The FINNCIAL — Glaucoma can strike without pain or other symptoms and is a leading cause of blindness in the United States. According to the American Optometric Association , early detection and treatment is critical to maintain healthy vision and protect the eyes from the effects of potentially blinding diseases, such as glaucoma.
Awareness and understanding surrounding glaucoma is relatively low. According to data from the AOA's latest American Eye-Q consumer survey, less than 20 percent of all Americans know that glaucoma primarily causes deterioration to peripheral vision.
The survey also indicated 50 percent of Americans incorrectly believe glaucoma is preventable. While the disease is not preventable, it is treatable, and regular, comprehensive eye exams play a critical role in successful outcomes for patients. The AOA recommends those who suffer from glaucoma have a dilated eye examination annually. More frequent exams may be needed if you notice additional changes in your vision.

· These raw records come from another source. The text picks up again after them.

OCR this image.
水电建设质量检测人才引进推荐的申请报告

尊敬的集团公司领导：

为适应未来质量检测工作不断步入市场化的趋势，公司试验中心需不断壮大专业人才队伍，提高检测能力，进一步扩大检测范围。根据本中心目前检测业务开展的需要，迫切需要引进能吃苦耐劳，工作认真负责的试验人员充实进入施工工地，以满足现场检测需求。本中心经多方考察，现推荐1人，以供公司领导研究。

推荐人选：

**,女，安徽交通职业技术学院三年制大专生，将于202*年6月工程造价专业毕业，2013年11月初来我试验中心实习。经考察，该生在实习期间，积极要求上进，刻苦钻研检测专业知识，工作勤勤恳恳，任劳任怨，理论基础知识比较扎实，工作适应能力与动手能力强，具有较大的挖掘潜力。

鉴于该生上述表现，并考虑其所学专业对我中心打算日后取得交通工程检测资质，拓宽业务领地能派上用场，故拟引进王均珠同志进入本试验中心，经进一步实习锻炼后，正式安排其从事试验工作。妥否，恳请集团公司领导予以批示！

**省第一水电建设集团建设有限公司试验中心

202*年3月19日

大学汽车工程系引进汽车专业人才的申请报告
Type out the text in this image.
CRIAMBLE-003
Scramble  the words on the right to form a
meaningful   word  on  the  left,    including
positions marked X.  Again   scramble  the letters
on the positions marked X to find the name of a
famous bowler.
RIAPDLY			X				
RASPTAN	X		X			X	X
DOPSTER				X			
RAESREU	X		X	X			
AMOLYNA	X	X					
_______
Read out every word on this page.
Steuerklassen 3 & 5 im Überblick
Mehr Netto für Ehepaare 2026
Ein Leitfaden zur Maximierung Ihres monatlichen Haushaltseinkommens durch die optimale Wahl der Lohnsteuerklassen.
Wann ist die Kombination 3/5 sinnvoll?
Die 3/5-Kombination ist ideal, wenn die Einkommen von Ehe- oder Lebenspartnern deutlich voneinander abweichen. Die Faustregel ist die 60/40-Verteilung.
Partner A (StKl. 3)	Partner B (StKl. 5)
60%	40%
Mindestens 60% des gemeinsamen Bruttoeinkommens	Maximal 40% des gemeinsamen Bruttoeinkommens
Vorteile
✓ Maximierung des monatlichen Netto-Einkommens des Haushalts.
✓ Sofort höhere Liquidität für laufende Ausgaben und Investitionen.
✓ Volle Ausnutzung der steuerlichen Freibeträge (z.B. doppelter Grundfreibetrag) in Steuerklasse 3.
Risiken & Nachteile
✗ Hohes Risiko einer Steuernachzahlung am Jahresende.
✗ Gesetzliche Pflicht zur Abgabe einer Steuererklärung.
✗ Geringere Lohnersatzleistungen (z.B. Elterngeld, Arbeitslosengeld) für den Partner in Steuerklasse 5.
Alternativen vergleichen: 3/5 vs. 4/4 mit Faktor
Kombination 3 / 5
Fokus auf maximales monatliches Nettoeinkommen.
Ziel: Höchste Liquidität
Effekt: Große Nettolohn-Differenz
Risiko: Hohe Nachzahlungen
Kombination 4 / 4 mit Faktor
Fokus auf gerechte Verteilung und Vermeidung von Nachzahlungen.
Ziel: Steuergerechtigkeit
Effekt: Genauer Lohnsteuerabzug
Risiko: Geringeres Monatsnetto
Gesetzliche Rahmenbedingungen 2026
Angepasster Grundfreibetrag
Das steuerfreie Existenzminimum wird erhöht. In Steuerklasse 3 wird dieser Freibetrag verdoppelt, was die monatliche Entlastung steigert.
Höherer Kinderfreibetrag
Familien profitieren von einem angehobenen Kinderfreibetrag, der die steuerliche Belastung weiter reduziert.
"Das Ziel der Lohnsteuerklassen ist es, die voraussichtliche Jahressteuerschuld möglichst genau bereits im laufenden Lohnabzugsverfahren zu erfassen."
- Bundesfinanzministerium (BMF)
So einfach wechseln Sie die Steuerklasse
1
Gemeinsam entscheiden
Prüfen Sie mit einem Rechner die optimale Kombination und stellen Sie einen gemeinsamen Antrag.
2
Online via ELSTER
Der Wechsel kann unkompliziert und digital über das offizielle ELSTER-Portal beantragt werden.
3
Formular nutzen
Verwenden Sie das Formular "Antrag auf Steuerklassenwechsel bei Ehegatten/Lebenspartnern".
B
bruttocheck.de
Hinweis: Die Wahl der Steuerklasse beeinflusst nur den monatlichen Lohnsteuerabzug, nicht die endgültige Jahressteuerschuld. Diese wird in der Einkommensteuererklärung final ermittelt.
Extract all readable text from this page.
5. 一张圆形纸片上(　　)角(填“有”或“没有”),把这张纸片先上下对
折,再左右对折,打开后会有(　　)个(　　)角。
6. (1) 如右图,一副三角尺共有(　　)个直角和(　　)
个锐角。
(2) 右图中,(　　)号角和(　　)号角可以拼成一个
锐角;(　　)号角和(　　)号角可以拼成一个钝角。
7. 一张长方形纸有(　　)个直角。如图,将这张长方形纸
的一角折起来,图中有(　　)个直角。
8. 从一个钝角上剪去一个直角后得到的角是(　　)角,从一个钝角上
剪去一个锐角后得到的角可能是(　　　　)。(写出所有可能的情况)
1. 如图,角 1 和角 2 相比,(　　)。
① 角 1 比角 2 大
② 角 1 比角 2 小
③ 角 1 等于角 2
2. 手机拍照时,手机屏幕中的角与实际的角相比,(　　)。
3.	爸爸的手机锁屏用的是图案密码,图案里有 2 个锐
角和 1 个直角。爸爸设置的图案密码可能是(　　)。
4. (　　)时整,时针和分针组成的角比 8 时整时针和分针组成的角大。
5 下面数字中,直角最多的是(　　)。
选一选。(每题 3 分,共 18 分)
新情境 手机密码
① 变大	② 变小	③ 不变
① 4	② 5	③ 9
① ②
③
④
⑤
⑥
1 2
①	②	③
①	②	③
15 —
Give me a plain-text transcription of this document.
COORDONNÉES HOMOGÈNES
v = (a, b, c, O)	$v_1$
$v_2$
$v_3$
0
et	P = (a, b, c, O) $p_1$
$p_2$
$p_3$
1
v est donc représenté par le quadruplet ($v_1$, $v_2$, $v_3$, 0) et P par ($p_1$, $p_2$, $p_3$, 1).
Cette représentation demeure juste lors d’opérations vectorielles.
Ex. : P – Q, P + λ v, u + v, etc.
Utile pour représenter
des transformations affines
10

Americans also are not aware of the factors that put them most at risk for developing glaucoma. Only 16 percent of those surveyed indicated knowing that race or ethnicity may increase their risk. According to the Glaucoma Research Foundation, African Americans ages 45 to 65 are 14 to 17 times more likely to go blind from glaucoma than Caucasians. Other risk factors include people who have a family history of glaucoma, are over age 60, or have had severe eye trauma.